November 3, 2008 – The Medical Center has entered into a five-year agreement with the largest federal multipurpose science and energy laboratory, which will allow scholars to analyze, manage and visualize complex molecular data collected at Georgetown.

The agreement formalizes the research relationship the university has with Oak Ridge National Laboratory, and it will help facilitate additional biomedical research – particularly in the areas of structural biology, systems genetics, biomarkers, computational biology and radiation biology.

The Comprehensive Research and Development Agreement was signed by the Medical Center and Oak Ridge to make collaboration easier among researchers at both institutions.

“We are extremely pleased to be strengthening our collaborative research relationship with Oak Ridge National Laboratory,” says Dr. Howard Federoff, executive vice president for health sciences and executive dean of the medical school. “This collaboration brings us one step closer to being able to employ a systems-level approach to health and medicine and improve human health.”

Oak Ridge is the U.S. Department of Energy’s largest science and energy laboratory with a staff of more than 4,200, about 3,000 guest researchers a year and annual funding exceeding $1.2 billion.

As an international leader in a range of scientific areas that support the Department of Energy’s mission, Oak Ridge has six major mission roles: neutron science, energy, high-performance computing, systems biology, materials science at the nanoscale and national security.

“We are very pleased to establish this relationship with such an outstanding medical research institution and look forward to a long and mutually beneficial relationship with Georgetown University Medical Center,” says Oak Ridge director Thom Mason.

GUMC and Oak Ridge already have several funded projects under way in the areas of cancer and physiology. These include:

·      A project that Stephen Byers, professor of oncology, and Oak Ridge’s Gary Van Berkel designed to develop ways to enhance the measurement of biomolecules that can be used to facilitate cancer diagnosis.
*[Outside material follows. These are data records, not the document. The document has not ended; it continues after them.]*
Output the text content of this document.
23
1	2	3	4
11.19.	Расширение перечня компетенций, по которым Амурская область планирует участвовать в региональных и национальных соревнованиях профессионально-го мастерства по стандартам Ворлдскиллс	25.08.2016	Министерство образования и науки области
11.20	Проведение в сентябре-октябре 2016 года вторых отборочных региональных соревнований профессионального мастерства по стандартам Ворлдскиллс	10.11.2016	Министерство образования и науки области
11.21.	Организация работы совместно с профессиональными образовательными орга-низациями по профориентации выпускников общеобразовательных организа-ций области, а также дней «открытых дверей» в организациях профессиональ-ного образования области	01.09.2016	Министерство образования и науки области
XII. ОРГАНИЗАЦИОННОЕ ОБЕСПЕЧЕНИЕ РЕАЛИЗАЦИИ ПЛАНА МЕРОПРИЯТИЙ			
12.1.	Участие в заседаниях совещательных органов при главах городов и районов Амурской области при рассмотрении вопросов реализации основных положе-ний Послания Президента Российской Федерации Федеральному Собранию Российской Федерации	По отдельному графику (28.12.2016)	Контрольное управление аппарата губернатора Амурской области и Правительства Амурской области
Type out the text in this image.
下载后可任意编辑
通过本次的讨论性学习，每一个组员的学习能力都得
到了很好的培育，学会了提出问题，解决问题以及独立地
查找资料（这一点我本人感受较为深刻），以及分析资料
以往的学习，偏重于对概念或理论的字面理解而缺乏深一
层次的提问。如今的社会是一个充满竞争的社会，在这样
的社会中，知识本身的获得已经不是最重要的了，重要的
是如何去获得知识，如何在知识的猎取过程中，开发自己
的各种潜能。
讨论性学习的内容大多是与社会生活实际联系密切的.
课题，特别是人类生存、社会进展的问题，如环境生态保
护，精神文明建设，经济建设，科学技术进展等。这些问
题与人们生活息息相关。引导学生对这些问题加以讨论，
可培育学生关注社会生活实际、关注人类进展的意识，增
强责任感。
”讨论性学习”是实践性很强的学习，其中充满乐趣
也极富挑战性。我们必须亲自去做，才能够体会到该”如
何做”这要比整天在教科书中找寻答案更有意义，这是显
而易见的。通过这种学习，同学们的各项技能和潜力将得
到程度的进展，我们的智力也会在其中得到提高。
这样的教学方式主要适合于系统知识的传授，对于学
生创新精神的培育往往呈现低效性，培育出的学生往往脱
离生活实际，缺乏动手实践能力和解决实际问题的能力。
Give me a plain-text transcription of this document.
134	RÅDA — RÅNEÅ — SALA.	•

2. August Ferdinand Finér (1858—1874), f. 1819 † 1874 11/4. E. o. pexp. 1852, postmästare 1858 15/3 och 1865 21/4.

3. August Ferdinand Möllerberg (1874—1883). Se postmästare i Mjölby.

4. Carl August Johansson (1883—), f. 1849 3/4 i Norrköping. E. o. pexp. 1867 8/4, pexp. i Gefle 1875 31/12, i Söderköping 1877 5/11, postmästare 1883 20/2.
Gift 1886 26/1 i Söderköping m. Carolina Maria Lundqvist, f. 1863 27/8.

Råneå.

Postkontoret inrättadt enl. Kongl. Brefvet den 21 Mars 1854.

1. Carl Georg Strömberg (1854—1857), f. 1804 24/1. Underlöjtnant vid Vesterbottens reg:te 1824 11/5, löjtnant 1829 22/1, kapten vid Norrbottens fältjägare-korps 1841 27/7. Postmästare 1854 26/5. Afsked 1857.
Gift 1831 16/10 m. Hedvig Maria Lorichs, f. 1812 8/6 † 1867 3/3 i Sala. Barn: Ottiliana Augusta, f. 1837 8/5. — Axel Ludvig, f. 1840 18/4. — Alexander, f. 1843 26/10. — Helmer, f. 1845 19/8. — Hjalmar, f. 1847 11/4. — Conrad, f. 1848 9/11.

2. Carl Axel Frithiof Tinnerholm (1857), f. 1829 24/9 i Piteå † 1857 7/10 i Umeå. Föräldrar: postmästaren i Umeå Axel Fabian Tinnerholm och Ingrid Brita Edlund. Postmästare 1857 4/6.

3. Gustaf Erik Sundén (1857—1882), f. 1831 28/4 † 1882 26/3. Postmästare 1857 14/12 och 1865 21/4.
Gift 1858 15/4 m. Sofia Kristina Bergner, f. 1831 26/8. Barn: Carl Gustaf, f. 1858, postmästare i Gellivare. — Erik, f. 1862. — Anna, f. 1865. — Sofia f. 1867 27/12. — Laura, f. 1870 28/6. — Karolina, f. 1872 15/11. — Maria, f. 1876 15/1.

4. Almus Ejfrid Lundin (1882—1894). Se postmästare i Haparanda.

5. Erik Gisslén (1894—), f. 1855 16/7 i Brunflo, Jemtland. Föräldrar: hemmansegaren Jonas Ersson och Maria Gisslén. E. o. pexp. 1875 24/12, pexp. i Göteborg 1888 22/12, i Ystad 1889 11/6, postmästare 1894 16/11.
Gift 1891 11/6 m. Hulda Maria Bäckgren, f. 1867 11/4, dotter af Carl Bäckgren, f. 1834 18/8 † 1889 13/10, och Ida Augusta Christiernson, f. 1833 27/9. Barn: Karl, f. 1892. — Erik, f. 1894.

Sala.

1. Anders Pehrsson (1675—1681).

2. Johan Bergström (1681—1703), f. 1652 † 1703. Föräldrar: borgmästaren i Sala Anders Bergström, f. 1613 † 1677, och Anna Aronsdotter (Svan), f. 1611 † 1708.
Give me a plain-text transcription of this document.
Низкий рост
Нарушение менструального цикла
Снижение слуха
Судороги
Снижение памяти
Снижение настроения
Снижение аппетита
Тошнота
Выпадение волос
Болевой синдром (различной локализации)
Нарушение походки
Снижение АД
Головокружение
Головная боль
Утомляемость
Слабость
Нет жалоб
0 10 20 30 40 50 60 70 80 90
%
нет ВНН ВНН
·      A project with Dr. Zofia Zukowska, chair of the of physiology and biophysics department, and Oak Ridge’s Brynn Voy that further defines the interface between genetic susceptibility to stress and obesity using a systems genetics framework.

·      A project with Dr. Minetta Liu of the oncology department and Oak Ridge’s Ram Datar utilizes a membrane developed by the Oak Ridge laboratories to help further Liu’s work to detect the earliest metastatic spread of cancer tumors using circulating tumor cells in patients’ blood.

“We have just begun this relationship,” Federoff says. “We look forward to exploring a variety of scientific areas by combining our complementary research strengths.”